The talk was well received, thank you. It wasn’t an attempt to provied an alternative scriptural interpretation as a foundation for supporting equal marriage, but an account of a continuing journey, and observations about the ministry of Jesus which tend to get overlooked in the discussions. Also a side-swipe at the House of Bishops updated ‘pastoral guidance’, and the forthcoming Franklin Graham UK tour, his “open letter to the UK LGBT community in the UK”, and the petition against the cancellation of venues for the tour.
Your comments are making me look more closely at my understanding of various passages which I have used to support the point of view I am pursuing. So this response is in some respects provisional. As regards your own framework of understanding, as far as I understand it without having read the book, I think your final comment is probably right - “It’s a difficult argument to make” - even if it is a good way to take seriously the God of history.
I’d just like to make a few brief observations on your comments.
Malakos - I understand that the word had come to mean “effeminate”, but if Paul had wanted to refer to the younger/passive partner in a paederastic relationship, as Fee says - “The problem is that there was a technical word for such men, and malakos is seldom, if ever, so used. Since it is not the ordinary word for homosexual behaviour, one cannot be sure what it means in a list like this, where there is no further context to help.” Do you think Paul was referring to effeminate behaviour in general? The other problem is that the word is only used once in the NT, and in a list which provides no explanatory context for its meaning. My NIV has “male prostitutes”, but there are probably as many translations as there are versions of the bible.
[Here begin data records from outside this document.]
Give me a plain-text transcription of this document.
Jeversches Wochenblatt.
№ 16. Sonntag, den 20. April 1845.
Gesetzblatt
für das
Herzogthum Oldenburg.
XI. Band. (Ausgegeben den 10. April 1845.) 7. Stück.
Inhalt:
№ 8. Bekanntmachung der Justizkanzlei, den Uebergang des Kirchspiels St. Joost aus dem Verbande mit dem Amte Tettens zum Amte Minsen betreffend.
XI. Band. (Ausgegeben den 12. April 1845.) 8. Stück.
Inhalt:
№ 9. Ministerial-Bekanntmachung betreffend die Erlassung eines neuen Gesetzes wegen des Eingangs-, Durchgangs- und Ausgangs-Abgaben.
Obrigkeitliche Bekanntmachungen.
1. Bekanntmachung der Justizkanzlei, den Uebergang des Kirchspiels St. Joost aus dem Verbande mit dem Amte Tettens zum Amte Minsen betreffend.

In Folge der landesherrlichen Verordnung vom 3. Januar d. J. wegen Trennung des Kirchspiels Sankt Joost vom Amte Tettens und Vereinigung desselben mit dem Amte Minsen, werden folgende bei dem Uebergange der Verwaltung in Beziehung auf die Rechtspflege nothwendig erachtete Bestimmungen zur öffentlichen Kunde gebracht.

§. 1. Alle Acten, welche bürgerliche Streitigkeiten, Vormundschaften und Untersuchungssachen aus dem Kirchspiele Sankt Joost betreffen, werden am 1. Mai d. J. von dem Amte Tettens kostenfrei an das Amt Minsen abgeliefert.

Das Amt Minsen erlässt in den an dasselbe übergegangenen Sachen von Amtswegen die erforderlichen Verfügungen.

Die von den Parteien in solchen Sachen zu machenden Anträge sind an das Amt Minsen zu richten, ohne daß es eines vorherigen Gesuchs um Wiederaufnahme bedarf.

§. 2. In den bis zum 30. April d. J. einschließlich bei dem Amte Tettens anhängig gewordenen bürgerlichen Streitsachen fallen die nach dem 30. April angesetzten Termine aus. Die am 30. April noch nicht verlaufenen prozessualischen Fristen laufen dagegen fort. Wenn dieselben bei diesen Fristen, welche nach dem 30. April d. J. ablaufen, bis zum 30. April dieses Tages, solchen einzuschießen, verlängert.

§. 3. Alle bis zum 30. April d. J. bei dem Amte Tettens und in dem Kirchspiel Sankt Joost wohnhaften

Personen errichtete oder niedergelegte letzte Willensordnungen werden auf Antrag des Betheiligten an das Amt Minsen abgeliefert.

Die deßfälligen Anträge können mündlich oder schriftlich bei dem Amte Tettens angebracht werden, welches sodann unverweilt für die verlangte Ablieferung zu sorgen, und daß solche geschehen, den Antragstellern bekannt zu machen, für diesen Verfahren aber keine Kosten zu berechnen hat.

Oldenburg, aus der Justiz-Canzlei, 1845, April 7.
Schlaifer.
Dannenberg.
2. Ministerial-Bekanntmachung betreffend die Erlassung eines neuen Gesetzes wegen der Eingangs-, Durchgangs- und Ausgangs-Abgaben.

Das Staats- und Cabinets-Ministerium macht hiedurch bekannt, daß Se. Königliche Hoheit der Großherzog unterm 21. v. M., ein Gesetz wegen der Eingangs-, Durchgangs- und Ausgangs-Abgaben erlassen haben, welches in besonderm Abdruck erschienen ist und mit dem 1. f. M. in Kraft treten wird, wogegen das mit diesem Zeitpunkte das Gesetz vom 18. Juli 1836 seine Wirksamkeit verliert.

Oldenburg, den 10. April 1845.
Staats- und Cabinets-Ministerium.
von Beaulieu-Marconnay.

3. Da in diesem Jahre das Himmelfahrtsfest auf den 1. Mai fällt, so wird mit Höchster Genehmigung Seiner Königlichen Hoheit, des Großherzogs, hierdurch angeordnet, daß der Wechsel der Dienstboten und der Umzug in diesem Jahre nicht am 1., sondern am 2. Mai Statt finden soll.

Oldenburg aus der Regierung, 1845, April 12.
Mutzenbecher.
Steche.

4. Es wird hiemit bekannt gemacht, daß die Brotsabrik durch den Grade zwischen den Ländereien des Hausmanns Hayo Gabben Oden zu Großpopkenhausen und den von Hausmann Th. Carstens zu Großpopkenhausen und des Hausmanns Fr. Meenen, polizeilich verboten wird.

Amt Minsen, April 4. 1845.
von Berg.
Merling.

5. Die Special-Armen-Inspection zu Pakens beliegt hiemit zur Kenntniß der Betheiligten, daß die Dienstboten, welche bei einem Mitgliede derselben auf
At this point, you may well be justified in saying “Read the book!”.
Paederasty - I’m sure I read somewhere that although the practice was widespread, it was also widely abhorred - (probably not least by the young victims). I’ll have to try to find the source of the idea. You do say “it’s probably impressionistic” - but again there are those who maintain that the three types of same-sex practice accounted for the vast majority in Paul’s time. (Sources).
The point I was making about idolatry and same-sex practice was that male prostitution to do with cultic festivals and the shrines was very prominent in the Graeco-Roman world of Paul’s time, besides the other two types of same-sex practice which tend to be identified. But the argument is to ask whether anything like committed same-sex relationships are mentioned in the histories of the ancient world. N.T.Wright says there is, but then only cites Nero and his castrated slave boy, which isn’t really a good example of supposed widespread practice, let alone a model which might describe committed same-sex relationships today.
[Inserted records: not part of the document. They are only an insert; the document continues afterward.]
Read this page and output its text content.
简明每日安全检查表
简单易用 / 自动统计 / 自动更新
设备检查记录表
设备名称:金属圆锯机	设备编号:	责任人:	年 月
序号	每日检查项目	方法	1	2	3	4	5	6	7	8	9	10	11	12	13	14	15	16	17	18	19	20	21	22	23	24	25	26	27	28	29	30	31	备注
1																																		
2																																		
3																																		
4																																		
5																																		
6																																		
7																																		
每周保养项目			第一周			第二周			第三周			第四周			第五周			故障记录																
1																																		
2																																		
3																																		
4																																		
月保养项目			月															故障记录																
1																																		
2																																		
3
I get your point about same-sex practice belonging “to a narrative about the land” (out of which Israel would be “vomited” if she engaged in such things). But is this more than a cultic practice? Philo understands the Leviticus 18 passage to refer to male temple prostitution (The Special Laws, III, Vii, 40-42 ). Robert Gagnon (no supporter of same-sex relationships) holds the same opinion, given the context of Canaanite and Egyptian idolatry (The Bible and Homosexual Practice, P.130).
Of the passages you cite to do with male prostitution (Deut. 23:17; cf. 1 Kings 14:24; 15:12; 23:7), two refer to Male shrine prostitution “in the land”, and two to male shrine prostitutes in the temple. My assumption is that male prostitution of this kind was carried over from the practices of the inhabitants of the land. Whatever tha case, the argument still stands that no other form of same-sex practice is in view in the OT.
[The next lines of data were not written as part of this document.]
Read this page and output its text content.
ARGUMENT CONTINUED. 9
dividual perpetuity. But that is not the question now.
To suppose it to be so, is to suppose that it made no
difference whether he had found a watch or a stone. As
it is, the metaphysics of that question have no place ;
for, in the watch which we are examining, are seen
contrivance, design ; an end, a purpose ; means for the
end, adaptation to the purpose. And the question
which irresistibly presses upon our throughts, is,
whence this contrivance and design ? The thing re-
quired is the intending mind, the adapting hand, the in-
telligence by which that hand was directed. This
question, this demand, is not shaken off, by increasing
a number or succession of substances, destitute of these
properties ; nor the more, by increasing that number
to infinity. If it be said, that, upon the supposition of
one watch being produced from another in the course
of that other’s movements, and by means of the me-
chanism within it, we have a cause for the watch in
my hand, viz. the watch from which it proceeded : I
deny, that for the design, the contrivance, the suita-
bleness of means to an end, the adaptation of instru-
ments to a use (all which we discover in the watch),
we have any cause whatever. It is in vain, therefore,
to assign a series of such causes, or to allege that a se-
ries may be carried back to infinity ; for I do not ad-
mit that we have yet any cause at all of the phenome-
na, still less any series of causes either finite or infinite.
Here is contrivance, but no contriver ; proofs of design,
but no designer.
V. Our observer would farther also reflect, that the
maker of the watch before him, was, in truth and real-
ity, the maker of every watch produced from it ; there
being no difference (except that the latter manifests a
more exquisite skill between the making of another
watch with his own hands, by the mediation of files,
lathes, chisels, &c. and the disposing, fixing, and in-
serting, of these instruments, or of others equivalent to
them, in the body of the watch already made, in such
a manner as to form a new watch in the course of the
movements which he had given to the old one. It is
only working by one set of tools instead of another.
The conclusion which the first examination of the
So I do think the argument that same-sex relationships are prohibited on the basis of biblical texts is very weak. In the end, the trump card for those holding this view is Genesis 2, and the marriage covenant in particular. This is a variation of the “God made Adam and Eve, not Adam and Steve” argument, but also points to a way of reading the bible which is literal and dogmatic. The verses do not say that any variation whatsoever in the covenant is illegitimate, as the numerous commands for variations in the OT demonstrate.
I’m not pursuing an exhausting exchange of views, as I haven’t read your book (yet). On the other hand, if you have some further information which you think I should know about, I’d appreciate it.